Title: Francis Bacon,Modern & Post-Modern Science
'Modern' science is a protestant conversation with the world.
'Post-modern' science is a multi-faith conversation with the world.
Harry
http://www.strangescience.net/bacon.htm
Francis Bacon
Born in 1561, Francis Bacon was neither a paleontologist nor a
biologist. He couldn't even be called a scientist considering the term
didn't exist yet. Still, Bacon influenced all of science, once proclaiming,
"I have taken all knowledge to be my province."

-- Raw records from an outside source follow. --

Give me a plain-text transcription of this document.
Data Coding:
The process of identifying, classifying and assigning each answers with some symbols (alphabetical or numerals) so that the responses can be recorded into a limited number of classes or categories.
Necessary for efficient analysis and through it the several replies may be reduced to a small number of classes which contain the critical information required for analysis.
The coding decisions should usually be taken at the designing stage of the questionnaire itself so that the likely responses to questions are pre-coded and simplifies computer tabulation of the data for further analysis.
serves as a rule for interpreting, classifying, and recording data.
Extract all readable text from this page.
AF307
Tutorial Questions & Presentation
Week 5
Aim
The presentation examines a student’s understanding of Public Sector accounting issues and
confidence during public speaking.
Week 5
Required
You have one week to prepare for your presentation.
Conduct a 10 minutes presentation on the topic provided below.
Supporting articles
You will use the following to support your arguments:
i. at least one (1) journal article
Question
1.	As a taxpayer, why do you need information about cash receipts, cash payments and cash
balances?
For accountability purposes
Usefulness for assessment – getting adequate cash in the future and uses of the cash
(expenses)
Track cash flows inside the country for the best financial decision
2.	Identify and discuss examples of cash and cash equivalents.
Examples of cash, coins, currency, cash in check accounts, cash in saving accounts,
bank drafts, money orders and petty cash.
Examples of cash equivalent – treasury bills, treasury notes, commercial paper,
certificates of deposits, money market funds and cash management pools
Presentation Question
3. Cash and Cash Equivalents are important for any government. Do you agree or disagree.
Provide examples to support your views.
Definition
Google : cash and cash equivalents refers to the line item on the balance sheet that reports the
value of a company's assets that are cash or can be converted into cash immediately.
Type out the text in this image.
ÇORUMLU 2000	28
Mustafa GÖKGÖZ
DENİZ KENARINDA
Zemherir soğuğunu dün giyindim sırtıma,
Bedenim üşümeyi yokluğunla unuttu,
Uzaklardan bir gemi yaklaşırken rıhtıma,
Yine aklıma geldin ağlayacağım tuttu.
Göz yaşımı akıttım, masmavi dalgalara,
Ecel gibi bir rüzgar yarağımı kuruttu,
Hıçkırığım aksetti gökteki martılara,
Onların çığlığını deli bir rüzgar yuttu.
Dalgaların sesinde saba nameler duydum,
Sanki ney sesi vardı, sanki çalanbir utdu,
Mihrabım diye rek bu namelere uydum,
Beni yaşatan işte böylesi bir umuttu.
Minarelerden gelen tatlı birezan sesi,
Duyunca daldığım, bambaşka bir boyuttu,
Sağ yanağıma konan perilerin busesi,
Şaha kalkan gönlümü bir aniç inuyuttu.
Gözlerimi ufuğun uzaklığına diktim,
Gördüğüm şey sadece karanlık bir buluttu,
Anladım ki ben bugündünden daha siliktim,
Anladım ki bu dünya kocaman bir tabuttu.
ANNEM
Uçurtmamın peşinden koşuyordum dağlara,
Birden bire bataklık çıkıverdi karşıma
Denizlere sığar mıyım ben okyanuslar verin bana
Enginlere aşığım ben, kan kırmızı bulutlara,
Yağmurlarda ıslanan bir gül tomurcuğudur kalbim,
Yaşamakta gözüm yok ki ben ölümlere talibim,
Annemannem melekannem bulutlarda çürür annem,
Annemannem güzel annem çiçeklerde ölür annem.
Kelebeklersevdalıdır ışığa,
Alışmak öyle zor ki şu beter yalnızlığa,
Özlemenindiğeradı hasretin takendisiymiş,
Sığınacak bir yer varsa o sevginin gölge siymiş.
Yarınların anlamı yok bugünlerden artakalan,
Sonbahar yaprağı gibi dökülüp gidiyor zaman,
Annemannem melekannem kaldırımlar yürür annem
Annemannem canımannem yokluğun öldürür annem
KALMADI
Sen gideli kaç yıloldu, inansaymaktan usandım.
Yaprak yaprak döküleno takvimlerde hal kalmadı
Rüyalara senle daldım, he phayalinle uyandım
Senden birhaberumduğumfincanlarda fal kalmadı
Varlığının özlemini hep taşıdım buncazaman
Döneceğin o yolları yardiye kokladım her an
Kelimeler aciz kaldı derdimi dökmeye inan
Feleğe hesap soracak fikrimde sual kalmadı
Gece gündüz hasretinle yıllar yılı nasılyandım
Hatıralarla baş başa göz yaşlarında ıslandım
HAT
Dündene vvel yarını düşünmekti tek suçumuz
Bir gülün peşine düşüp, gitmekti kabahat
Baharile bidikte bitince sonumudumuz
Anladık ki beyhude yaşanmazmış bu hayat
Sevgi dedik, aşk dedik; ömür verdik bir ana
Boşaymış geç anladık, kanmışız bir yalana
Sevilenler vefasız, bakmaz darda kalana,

In the centuries leading up to Bacon's birth, human knowledge depended
heavily on divine philosophy and Aristotelian logic. Bacon advocated a
completely new approach in which human knowledge would be empirically built
upon observation and experimentation. Bacon's aim was help mankind master
nature through discovery and invention. He discouraged scholars and savants
from reaching conclusions too quickly, and urged them to gather as many
facts as possible. Succeeding generations of Baconian scientists turned away
from discerning divine intentions in nature's creations. For better or
worse, they instead looked for nature's utility to man. Yet Bacon was not a
scientist in the completely modern sense; he was a product of a deeply
religious society, and believed that the study of nature would restore Man
to the powers he had before the Biblical fall from grace:
For man by the Fall fell at the same time from his state of innocency and
from his dominion over Creation. Both of these losses however can even in
this life be in some part repaired; the former by religion and faith, the
latter by arts and sciences.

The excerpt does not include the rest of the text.